Shawn Kelly, a spokesman for the Pennsylvania Liquor Control Board, said his agency has signed a lease for a 15,000-foot wine and liquor store on the lower level of the towering cement landmark at 20th Street, north of Callowhill.
The Fine Wine & Good Spirits store, which will be among the state’s largest, is part of developer Alterra Property Group’s renovation plan for the Reading Co. Grain Elevator building that also will include 24 apartments on its upper three floors.
The state-run liquor shop at the grain tower would be “a new, unique Fine Wine & Good Spirits ‘premium collection’ store ... to better serve customers in the heart of Philadelphia,” Kelly said.
Alterra’s plan, on which work has already begun, marks the start of a new phase of use for the 94-year-old structure, which has been occupied only intermittently since the 1950s, when use ended as a grain silo serving an adjacent freight rail line.
When developer Pearl Properties bought the building and an adjacent parcel in the mid-2000s, it had spent years as the home and offices of interior architect Kenneth Parker and was in use as the offices of another architecture firm.

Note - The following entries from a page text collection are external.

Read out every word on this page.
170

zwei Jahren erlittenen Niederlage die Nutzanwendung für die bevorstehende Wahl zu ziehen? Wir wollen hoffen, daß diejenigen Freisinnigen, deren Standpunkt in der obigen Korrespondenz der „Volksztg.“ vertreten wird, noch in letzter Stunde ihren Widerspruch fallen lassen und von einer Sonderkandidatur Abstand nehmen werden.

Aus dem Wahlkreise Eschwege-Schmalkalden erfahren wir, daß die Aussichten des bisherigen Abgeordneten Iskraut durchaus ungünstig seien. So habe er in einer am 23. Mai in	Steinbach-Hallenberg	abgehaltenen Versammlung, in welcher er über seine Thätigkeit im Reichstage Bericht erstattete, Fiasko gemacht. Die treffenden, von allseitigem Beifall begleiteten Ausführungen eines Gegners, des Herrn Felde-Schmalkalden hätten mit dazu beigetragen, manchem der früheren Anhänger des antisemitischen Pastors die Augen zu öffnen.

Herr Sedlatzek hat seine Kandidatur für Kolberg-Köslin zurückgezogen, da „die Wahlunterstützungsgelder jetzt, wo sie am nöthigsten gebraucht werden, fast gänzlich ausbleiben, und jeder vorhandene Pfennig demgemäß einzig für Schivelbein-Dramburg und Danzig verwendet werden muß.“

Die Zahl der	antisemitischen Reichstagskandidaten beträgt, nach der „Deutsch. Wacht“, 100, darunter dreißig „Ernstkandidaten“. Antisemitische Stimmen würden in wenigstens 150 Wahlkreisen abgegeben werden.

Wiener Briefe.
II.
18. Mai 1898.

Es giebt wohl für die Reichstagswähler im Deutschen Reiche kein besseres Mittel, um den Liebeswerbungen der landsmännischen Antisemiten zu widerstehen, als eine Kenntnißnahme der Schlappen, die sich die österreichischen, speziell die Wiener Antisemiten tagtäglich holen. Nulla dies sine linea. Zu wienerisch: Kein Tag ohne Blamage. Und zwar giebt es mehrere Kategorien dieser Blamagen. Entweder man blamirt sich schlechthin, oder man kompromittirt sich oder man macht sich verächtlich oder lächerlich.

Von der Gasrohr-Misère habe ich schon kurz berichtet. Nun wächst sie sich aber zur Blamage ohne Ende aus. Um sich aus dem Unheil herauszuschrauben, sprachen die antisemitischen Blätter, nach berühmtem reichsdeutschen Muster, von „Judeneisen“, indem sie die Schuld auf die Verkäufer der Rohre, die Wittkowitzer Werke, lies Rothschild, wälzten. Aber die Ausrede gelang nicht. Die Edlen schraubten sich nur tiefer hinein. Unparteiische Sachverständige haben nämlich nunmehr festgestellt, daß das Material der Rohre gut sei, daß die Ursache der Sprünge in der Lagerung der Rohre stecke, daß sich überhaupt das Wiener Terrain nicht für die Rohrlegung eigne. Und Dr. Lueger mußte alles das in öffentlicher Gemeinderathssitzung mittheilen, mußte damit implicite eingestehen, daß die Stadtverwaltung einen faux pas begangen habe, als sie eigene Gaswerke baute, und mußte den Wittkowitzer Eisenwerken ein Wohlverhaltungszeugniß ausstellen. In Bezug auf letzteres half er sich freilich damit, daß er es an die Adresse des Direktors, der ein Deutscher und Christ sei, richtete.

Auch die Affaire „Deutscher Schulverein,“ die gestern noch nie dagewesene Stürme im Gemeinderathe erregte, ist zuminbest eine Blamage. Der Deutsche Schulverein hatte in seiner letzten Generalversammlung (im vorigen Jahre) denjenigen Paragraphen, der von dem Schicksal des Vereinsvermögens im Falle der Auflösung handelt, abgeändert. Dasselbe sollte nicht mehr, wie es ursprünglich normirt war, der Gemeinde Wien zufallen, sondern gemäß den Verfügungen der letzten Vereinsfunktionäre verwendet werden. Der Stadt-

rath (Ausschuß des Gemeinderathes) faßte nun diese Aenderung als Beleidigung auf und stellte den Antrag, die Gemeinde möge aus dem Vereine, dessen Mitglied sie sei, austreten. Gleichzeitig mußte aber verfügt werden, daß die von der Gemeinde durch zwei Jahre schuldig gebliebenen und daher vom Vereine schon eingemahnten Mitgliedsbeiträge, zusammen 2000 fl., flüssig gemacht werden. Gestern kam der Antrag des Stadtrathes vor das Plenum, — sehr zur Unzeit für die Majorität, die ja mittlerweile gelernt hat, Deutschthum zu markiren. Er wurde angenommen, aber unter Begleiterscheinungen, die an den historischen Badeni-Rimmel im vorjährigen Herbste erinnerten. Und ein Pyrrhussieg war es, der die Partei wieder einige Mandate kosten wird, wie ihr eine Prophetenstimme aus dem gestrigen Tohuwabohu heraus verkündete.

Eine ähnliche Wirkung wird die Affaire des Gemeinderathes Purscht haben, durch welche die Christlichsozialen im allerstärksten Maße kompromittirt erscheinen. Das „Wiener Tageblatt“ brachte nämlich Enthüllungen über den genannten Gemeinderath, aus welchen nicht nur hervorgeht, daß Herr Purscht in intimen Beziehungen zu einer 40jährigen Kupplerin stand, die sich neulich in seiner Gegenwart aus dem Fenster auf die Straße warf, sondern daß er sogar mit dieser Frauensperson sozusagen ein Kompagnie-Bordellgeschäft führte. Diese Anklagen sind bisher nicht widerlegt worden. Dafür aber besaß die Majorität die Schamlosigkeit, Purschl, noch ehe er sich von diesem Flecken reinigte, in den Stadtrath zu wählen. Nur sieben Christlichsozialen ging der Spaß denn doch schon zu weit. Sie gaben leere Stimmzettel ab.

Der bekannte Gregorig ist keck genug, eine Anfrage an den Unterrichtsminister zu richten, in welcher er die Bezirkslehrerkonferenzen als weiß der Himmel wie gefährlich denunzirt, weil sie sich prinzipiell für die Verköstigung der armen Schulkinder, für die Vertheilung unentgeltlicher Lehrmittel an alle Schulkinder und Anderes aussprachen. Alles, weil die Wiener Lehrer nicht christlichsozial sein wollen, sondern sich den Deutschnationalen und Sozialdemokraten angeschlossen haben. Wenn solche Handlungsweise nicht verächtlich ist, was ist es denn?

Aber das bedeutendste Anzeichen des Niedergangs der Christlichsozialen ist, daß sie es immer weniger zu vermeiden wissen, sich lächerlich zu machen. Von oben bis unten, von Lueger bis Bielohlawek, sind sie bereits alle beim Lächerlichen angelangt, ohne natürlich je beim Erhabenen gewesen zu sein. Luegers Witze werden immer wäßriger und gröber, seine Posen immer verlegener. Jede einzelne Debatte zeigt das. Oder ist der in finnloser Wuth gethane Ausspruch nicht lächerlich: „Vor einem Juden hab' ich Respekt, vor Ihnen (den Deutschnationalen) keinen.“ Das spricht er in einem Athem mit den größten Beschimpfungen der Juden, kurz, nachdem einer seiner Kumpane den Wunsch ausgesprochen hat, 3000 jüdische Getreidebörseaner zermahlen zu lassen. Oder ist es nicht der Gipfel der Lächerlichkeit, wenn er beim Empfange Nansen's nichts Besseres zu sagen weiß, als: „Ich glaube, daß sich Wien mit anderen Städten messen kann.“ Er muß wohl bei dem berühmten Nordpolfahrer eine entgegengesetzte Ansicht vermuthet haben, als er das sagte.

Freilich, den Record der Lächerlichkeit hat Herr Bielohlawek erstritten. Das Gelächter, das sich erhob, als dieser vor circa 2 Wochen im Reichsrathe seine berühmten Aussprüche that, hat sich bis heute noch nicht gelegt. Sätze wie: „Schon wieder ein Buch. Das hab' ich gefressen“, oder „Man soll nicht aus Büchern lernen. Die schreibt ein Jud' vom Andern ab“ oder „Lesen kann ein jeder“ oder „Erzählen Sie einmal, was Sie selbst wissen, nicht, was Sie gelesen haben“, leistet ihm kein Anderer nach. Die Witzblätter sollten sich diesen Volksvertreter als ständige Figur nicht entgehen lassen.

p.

Pearl at one point floated plans to build 12 new floors of apartments above the 142-foot tower’s roof but abandoned that proposal amid community criticism. Instead, it built what are now known as the Granary apartments on the adjacent land.
Pearl retained the grain tower in 2013 when it sold the newly built Granary complex to Lowe Enterprises Investors of Los Angeles (which last year resold them as part of a larger property portfolio to Chicago-based LaSalle Investment Management).
Alterra bought the silo building in December for $7.6 million, according to records filed with the city. Alterra managing partner Leo Addimando said in an email that his group hopes to finish work at the building in about a year.
Alterra’s plans involve renovations to the historically protected building’s upper and lower sections, which have previously housed offices and living space, Addimando said. But its windowless midsection, which accommodates the long vertical bins once used for grain storage, will be left alone, he said.